Я никогда не ощущала Димку близким мне человеком. А у папы нет ни брата, ни сестры, он был единственным сыном своей мамы, может, поэтому ему и кажется, что иметь сестру или брата так уж важно. Лучше бы он рассказал мне о своём детстве, о маме и об отце – его он никогда не упоминает. Слишком уж много тайн у нашего папы… Хорошо хоть про Танечку я давно не слышала. Она нам больше не звонит, я начала её понемногу забывать, и только сейчас, когда папа стал меня журить из-за газеты, мне пришёл в голову дерзкий ответ: «Ну конечно, это очень важно – быть братом и сестрой! Примерно так же, как сестрой и сестрой, правда, папа?»

Естественно, вслух я ничего такого не сказала, промолчала. А маму моё молчание раздражает ещё сильнее, чем когда я начинаю огрызаться.

– Брат целые дни с твоей подругой проводит! – повысила голос мама. – Тебя это совсем не задевает? Удивляюсь, Ксана!

– А что я могу сделать? – наконец-то разозлилась я. – Она теперь его подруга, не моя. Я с ней вообще не дружу. Я ей нужна, только чтобы дверь открывать. А с Димкой мы никогда не дружили…
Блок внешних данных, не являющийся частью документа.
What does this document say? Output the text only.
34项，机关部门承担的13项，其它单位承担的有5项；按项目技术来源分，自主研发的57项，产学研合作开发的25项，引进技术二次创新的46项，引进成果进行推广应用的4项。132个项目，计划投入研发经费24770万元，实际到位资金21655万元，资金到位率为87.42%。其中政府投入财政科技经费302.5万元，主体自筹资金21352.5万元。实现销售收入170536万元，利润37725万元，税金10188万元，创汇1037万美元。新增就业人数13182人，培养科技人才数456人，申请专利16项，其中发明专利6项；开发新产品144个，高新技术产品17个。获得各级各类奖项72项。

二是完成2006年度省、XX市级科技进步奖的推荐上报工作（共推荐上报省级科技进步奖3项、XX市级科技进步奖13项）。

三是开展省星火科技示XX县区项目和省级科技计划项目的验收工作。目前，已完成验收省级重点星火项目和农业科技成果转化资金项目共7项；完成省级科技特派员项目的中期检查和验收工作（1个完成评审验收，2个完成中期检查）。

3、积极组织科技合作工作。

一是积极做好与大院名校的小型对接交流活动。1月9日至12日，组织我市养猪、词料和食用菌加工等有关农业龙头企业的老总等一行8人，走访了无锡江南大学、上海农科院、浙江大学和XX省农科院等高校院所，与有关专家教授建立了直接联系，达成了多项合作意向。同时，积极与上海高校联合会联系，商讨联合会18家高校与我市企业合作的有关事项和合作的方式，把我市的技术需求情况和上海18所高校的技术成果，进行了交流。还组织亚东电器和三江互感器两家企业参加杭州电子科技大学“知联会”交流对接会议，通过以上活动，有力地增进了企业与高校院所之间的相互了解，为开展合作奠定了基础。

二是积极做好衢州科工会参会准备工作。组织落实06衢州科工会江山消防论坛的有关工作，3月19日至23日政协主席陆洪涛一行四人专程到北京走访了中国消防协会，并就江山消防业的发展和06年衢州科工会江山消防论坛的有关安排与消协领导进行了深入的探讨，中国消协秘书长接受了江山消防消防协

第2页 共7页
– Как-то рано они, – с беспокойством сказала мама. – Ире четырнадцать лет. Серёжа, ну что ты опять в газету уткнулся или тебе всё равно? У тебя, насколько я знаю, только один сын!

На этот раз папа появился над газетой, лицо у него было совершенно красное. Я даже не догадывалась, что взрослые умеют так ярко краснеть!

– А что ты предлагаешь? – спросил он. – Выгнать эту девочку?

– Ну, можно ведь просто поговорить…

– Лучше ты. И не с ней, а с родителями.

– Димка вам этого никогда не простит! – сказала я.

У меня такое часто бывает: я вроде бы и не чувствую к брату особенной любви, но знаю, что должна его защищать. Может, это и есть то, что соединяет сестру и брата и что папа называет «важным»?

Если хорошенько вспомнить, мне от Димки всю жизнь были одни только неприятности. Когда мы были маленькими, он меня довольно часто стукал и даже пинался, если родители не видели. А я на него ябедничала – было дело. У нас с ним никогда не было такой дружбы, как, например, у Лиды с Женей, но ведь Лида с Женей живут в разных городах, видятся только на каникулах, и делить им нечего. А нам очень даже есть чего! Мама, например, совершенно точно больше любит брата, чем меня, – во всех ссорах с самого раннего детства она всегда принимала его сторону. Раньше я из-за этого не так обижалась, потому что считала, что папа сильнее любит меня, чем Димку, – в этом была справедливость. Но это было до того, как появилась Танечка. Теперь я вообще не понимаю: кому я нужна в этой жизни и зачем было меня рожать?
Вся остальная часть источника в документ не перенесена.